Io non sono un poeta, non so cosa significhi scrivere una poesia, caricarla di emozioni. Ammiro chi lo fa, rimango stupito davanti alle poesie come si rimane stupiti davanti alle manifestazioni degli innumerevoli talenti artistici e tecnici dell’umanità.
L’intelligenza artificiale studia la possibilità di imparare a imitare questi talenti ma per farlo non può avvalersi di una scintilla interna, di un moto interiore. Deve avere una solida base di partenza ed un input che gli dica cosa fare.
Possiamo, quindi, chiedergli di continuare a produrre no-stop componimenti poetici a partire, ad esempio, dalle parole che legge di attualità, ma se interpreto bene la tua domanda non potrà mai formarsi un’idea degli eventi; non proverà pietà, commozione, amore o orgoglio per quello che legge. Leggerà e basta.
Non sono nemmeno sicuro che dire “siamo lontani” da questa possibilità sia la giusta espressioni, perché implicherebbe valutare quella distanza e, quindi, volerla accorciare. E io non lo so se stiamo facendo questo.

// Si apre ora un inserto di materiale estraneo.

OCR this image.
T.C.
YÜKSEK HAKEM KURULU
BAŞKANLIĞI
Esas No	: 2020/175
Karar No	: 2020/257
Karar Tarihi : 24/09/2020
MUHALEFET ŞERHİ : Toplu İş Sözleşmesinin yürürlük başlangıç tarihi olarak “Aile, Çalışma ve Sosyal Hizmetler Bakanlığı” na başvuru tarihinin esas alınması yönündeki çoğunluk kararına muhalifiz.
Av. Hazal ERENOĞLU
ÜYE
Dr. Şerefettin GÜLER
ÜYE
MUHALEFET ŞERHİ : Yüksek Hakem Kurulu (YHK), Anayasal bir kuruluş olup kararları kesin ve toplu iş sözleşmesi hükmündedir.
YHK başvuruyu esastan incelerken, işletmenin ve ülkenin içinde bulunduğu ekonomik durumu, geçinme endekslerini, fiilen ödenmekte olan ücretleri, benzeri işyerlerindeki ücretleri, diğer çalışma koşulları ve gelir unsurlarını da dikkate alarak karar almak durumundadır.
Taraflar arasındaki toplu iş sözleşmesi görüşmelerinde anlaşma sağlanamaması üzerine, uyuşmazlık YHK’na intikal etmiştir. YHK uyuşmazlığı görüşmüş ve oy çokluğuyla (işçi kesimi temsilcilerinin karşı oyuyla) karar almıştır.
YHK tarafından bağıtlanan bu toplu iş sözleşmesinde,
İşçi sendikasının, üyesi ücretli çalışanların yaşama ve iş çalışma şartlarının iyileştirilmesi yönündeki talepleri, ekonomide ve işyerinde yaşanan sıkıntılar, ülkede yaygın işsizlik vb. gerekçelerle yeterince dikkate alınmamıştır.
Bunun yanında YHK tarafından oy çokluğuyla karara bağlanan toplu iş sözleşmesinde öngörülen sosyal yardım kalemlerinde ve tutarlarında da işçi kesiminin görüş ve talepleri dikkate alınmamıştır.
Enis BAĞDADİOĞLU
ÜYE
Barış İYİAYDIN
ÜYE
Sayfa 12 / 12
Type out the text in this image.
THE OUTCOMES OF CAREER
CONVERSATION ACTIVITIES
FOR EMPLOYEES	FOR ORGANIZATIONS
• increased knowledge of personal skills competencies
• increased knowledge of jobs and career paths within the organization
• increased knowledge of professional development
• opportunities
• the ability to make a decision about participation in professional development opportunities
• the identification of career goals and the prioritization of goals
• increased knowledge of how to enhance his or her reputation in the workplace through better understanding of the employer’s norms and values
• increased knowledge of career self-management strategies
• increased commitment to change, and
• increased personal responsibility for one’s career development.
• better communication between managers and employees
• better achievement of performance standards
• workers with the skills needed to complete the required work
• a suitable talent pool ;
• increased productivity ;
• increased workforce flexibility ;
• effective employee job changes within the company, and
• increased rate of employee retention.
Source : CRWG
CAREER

In effetti, la poesia, come tutte le operatività artistiche, implica opzioni legate a possibilità interpretative, che solo parzialmente PoAltry sembra intuire, se non come riflesso di un apprendimento procedurale, dato che naturalmente l’emozione, il pensiero, il linguaggio, la relazione con la realtà e tutte le forme della condivisione sono connesse all’esperienza umana. La fascinazione nasce piuttosto dalla possibilità di avvicinare ciò che possiamo intuire come “nuovo essere” o nuova intelligenza al progetto più vasto di comprensione della realtà, e non solo come comprensione del compito.
In questo senso la poesia è da sempre nodo fondamentale, per la filosofia, ad esempio, perché intreccia legami oltre il testo, e il tempo (se pensiamo alla diacronicità dell’intervento interpretativo).
Vorrei dunque chiederti Michele, quali saranno i tuoi prossimi progetti, rispetto a PoAItry, se pensi di continuare a istruirlo, e come.

Questo lavoro è un frutto derivato da tanti esperimenti linguistici (e non) che sto portando avanti per la scrittura di un mio libro. Devo dire che l’aspetto che più mi interessa non è il risultato prodotto, quanto l’apprendimento. Il concetto di “istruire” una macchina è molto potente, dal mio punto di vista. Implica l’impegno di chi lo istruisce, ma soprattutto un soggetto in ascolto, pronto a guardare cosa gli viene mostrato ed assumerne tutte le informazioni possibili.
Fino a che punto è capace di apprendere? C’è un limite? O il limite è solo il nostro, ovvero che non siamo in grado di insegnare oltre un certo punto? Mi piacerebbe scoprirlo.

da Come un’anima di Cristo (Formato Kindle 2020)*

Nave,
di una sera,
di una stella

Tu non sai
che mi fa il sole
E non sai,
non sai che piange
le stelle e la polvere
E non sai,
non sai che mi vedi

*

Buio
come un’anima di Cristo

e tu lo dici
poeta sentimentale
fra i pianti
e le pupille ferme
nell’ombra

*

Pianto

all’ora convenuta
soggiungeva

noi ricordiamo

e lui triste
in questo sangue
dietro una catena
del fato
il corpo lo porta
in questa notte pallida

*Dalla nota alla pubblicazione: “Michele Laurelli è l’autore dei tre algoritmi che hanno insegnato a una rete neurale artificiale il lessico, la sintassi e le strutture testuali della lingua italiana, grazie ad un dataset costituito da alcuni tra i più importanti libri di poesia italiana del primo Novecento. Le poesie sono state generate fornendo di volta in volta un seed specifico alla macchina: l’intelligenza artificiale ha costruito i testi utilizzando parole afferenti ai topoi tipici della tradizione lirica italiana.”

Michele Laurelli è nato in provincia di Savona nel 1991. Vive a Milano. Lavora come Marketing Manager e Business Developer per alcune società. Nel 2014 ha fondato il magazine online “Midnight”, mentre tra il 2015 e il 2016 ha insegnato Marketing e Comunicazione presso alcune scuole private.
Nel 2018 è nata la società WBD, con cui si è si occupato di marketing cognitivo, big data analysis e utilizzo di infrastrutture a intelligenza artificiale. Nel 2019 è stato consulente di Imagina, finanziata dalla Commissione Europea, per lo studio sulle fake news; nello stesso anno ha iniziato un progetto di divulgazione scientifica sui temi della AI, del digital e del marketing cognitivo.